GLP-1’s and Tirzepitides have revolutionized weight loss, enabling those who can afford it or those whose insurance covers it (not very common) to achieve weight loss goals once only dreamed of. They have other benefits as well: reduced heart disease and stroke risk, decreased fatty liver disease, slowed kidney disease progress, improved fertility for women with PCOS (now called PMOS) and even potential anti-addiction properties, among other benefits. So these medications work, saving health care costs and expanding lives.

How have these medications shaped our views on female health, beauty and fitness, however? This is more complex and fraught with patriarchal implications. The male gaze has long defined women’s beauty, from the Medieval sexual connotations of gapped front teeth to the snatched waist and overly accentuated hourglass of the Victorian era. In many ways, social media has accelerated and exaggerated beauty standards, becoming more unrealistic with each duck-lipped selfie. No woman can keep up: thin, with curves, plump lips, gloriously flowing hair… these are the features of fantasy rather than female acceptance.

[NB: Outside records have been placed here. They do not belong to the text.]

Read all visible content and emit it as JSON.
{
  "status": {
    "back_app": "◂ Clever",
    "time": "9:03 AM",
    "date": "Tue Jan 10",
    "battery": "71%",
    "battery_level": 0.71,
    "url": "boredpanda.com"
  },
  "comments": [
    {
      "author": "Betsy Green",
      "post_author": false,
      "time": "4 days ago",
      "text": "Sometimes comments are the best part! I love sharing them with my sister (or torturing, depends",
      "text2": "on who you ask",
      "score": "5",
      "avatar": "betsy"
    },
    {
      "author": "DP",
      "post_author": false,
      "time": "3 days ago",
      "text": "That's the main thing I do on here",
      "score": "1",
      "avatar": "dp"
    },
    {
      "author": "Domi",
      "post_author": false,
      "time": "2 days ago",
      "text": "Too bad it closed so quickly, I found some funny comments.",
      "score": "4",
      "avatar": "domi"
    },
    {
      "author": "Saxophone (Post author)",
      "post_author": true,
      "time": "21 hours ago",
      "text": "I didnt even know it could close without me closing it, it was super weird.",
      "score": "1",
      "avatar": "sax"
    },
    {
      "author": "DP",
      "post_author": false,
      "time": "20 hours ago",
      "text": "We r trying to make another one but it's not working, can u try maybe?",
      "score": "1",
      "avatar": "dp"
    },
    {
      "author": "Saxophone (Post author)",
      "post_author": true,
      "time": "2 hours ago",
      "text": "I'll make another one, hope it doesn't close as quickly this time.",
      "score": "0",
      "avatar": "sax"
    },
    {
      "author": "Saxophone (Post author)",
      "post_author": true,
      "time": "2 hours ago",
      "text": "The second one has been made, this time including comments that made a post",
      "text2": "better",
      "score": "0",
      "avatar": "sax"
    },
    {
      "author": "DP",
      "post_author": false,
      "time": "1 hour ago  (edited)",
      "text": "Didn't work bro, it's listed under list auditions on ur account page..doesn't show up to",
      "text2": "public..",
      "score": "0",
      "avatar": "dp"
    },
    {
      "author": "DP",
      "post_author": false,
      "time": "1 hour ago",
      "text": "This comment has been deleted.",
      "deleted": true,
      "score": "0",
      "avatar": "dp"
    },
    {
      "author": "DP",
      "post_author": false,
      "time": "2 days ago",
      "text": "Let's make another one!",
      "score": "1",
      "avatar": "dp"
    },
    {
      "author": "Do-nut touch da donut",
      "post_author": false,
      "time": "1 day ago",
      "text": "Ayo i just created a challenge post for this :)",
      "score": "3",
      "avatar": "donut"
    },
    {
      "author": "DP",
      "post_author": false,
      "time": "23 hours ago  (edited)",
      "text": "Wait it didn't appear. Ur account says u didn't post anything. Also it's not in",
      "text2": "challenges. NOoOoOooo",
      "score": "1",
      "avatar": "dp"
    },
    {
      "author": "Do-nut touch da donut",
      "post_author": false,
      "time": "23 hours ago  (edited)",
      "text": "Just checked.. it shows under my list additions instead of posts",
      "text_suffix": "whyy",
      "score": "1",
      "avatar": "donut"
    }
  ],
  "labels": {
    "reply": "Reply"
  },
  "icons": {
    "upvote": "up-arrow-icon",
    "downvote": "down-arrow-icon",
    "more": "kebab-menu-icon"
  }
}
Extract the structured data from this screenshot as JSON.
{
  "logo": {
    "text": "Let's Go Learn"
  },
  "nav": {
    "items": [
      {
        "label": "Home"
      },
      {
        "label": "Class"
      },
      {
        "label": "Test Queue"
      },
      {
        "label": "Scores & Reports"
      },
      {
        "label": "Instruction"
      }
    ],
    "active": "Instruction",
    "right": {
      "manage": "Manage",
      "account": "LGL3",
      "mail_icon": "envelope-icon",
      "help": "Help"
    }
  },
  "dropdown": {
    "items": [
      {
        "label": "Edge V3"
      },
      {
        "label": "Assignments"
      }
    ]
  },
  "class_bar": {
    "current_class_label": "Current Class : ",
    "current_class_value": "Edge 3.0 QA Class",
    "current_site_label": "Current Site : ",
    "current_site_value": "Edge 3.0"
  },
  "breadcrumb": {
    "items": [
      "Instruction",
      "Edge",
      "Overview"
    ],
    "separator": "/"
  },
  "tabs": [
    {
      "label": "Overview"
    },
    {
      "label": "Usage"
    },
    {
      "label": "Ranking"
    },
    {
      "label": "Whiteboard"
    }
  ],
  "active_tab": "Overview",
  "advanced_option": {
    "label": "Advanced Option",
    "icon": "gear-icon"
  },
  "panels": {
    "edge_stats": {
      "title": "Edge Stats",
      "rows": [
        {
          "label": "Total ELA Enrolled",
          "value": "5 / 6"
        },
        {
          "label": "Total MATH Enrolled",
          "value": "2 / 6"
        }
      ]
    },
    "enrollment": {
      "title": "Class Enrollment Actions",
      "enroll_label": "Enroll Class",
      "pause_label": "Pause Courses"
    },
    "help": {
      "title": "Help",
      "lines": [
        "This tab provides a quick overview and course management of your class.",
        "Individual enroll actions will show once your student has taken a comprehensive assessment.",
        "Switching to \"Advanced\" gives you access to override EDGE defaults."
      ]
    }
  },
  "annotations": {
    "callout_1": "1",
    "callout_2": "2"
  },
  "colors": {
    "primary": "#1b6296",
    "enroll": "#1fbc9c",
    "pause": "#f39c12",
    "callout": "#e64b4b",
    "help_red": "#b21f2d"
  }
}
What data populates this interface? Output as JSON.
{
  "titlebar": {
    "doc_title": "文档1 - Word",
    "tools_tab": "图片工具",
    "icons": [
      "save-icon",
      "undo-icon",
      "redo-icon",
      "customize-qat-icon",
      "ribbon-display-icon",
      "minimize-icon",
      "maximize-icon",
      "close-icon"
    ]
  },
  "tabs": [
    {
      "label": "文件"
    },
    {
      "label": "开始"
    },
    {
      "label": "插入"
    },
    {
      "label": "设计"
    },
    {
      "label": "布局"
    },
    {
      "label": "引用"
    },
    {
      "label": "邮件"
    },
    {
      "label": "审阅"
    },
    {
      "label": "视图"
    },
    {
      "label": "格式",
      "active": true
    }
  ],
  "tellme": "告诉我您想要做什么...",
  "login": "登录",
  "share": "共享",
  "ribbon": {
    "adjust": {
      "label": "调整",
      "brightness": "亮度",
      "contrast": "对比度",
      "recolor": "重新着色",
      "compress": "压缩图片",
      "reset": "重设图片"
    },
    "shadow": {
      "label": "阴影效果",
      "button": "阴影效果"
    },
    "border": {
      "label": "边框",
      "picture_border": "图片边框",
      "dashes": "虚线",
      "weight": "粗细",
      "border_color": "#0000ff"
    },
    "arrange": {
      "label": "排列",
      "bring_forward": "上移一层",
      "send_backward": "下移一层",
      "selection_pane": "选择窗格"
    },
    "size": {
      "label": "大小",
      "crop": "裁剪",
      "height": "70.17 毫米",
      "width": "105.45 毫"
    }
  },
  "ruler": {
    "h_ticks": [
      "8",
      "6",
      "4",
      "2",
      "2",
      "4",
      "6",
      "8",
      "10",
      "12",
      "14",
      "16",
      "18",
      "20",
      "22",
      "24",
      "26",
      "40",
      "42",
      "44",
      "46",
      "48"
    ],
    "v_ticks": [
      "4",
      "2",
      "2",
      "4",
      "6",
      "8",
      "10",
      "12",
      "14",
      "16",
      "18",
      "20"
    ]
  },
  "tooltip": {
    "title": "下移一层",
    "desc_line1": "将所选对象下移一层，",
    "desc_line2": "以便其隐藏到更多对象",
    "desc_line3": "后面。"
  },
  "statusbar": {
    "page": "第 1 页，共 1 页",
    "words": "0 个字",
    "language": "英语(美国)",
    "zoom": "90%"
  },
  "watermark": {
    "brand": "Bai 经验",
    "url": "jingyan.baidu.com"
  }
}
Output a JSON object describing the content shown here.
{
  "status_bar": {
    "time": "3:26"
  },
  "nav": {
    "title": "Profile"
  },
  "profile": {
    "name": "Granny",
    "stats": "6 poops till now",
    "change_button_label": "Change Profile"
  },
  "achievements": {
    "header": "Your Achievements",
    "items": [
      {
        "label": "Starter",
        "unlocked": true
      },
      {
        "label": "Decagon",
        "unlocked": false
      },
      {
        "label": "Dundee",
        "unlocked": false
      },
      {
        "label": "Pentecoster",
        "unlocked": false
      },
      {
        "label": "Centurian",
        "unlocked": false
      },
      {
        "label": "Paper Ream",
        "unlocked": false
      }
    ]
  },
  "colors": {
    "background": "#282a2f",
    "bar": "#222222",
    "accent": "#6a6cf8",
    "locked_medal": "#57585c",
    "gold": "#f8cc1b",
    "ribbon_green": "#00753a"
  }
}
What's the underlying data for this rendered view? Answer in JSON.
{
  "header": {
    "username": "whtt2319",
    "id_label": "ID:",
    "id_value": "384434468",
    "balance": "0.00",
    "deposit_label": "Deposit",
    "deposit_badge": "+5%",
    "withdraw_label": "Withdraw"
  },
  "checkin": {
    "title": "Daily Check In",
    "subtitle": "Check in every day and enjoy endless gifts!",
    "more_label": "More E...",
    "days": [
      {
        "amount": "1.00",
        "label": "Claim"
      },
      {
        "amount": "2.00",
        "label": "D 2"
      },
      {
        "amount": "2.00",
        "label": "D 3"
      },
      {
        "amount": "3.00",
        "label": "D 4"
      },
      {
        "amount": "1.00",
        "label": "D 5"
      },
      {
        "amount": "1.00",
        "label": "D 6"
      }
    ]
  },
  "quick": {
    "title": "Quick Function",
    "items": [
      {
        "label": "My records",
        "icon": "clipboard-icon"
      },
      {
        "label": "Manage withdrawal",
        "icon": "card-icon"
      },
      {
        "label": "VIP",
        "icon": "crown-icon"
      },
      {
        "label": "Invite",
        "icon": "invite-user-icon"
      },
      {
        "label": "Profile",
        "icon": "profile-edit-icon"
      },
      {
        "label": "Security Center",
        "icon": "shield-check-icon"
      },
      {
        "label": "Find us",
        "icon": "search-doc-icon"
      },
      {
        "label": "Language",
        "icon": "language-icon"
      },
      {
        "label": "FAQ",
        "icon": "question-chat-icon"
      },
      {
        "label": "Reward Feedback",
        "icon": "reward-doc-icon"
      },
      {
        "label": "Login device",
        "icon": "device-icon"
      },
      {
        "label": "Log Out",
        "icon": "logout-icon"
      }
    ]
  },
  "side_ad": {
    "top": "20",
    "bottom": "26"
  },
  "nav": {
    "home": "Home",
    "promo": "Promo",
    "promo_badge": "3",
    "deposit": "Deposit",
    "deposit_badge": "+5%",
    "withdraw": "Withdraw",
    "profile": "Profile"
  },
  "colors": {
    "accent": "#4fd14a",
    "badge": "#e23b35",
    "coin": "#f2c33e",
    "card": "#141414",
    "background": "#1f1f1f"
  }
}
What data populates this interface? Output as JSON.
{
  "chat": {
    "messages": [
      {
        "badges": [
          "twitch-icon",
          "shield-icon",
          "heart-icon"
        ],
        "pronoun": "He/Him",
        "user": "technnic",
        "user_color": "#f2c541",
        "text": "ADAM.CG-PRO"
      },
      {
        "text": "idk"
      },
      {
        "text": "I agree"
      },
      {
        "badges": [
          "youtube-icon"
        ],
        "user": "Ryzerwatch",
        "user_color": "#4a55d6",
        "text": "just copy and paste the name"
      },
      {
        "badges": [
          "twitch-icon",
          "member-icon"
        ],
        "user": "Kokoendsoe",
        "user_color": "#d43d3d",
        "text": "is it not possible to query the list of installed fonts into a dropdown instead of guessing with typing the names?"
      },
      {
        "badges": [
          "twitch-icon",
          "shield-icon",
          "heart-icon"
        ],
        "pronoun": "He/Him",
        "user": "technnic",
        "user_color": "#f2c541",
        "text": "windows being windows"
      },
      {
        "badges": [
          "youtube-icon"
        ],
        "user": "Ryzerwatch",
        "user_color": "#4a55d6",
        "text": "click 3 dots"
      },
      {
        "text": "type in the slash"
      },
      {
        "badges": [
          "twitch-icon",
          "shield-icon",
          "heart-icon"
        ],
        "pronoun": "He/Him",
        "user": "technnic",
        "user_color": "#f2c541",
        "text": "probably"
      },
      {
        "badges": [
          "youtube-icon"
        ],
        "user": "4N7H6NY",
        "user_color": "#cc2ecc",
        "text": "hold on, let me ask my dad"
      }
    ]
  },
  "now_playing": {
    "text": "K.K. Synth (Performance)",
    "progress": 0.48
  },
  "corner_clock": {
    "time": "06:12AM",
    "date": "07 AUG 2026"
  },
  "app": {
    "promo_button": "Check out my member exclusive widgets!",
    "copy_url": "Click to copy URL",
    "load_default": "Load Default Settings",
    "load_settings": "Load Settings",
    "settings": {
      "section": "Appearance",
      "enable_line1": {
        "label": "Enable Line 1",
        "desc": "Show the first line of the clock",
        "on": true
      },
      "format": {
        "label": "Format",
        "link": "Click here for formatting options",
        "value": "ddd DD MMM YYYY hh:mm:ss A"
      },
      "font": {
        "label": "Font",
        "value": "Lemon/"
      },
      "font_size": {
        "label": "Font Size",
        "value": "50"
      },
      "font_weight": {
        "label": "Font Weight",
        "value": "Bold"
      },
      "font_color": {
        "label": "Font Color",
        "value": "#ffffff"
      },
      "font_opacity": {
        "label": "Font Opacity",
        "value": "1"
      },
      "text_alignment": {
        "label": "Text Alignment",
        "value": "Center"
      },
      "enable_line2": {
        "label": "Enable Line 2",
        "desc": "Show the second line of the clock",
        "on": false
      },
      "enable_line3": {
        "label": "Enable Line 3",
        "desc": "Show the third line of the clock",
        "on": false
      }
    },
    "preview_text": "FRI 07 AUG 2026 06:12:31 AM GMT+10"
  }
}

In the 1990s, body positivity gained momentum, largely because women were— and still are— tired of trying to fit unrealistic expectations. Brands began featuring so-called “large” models, sized 10 rather than 0. I remember laughing at the assertion that a 6’ woman wearing a size 12 was large. She looked better than “normal” to me. She was on the beauty spectrum rather than falling off the end.

As a woman who has inhabited a body that has both met and wholly rejected (not at the same time) the beauty standards of the moment, I get the battle. Chasing the standard results in never-ending treatments, refinements and fixations. Rejecting the standard, intentionally or not, leads to shame and self-loathing. Meeting the standard leads to oversexualization and objectification. Rejecting it leads to invisibility and rejection.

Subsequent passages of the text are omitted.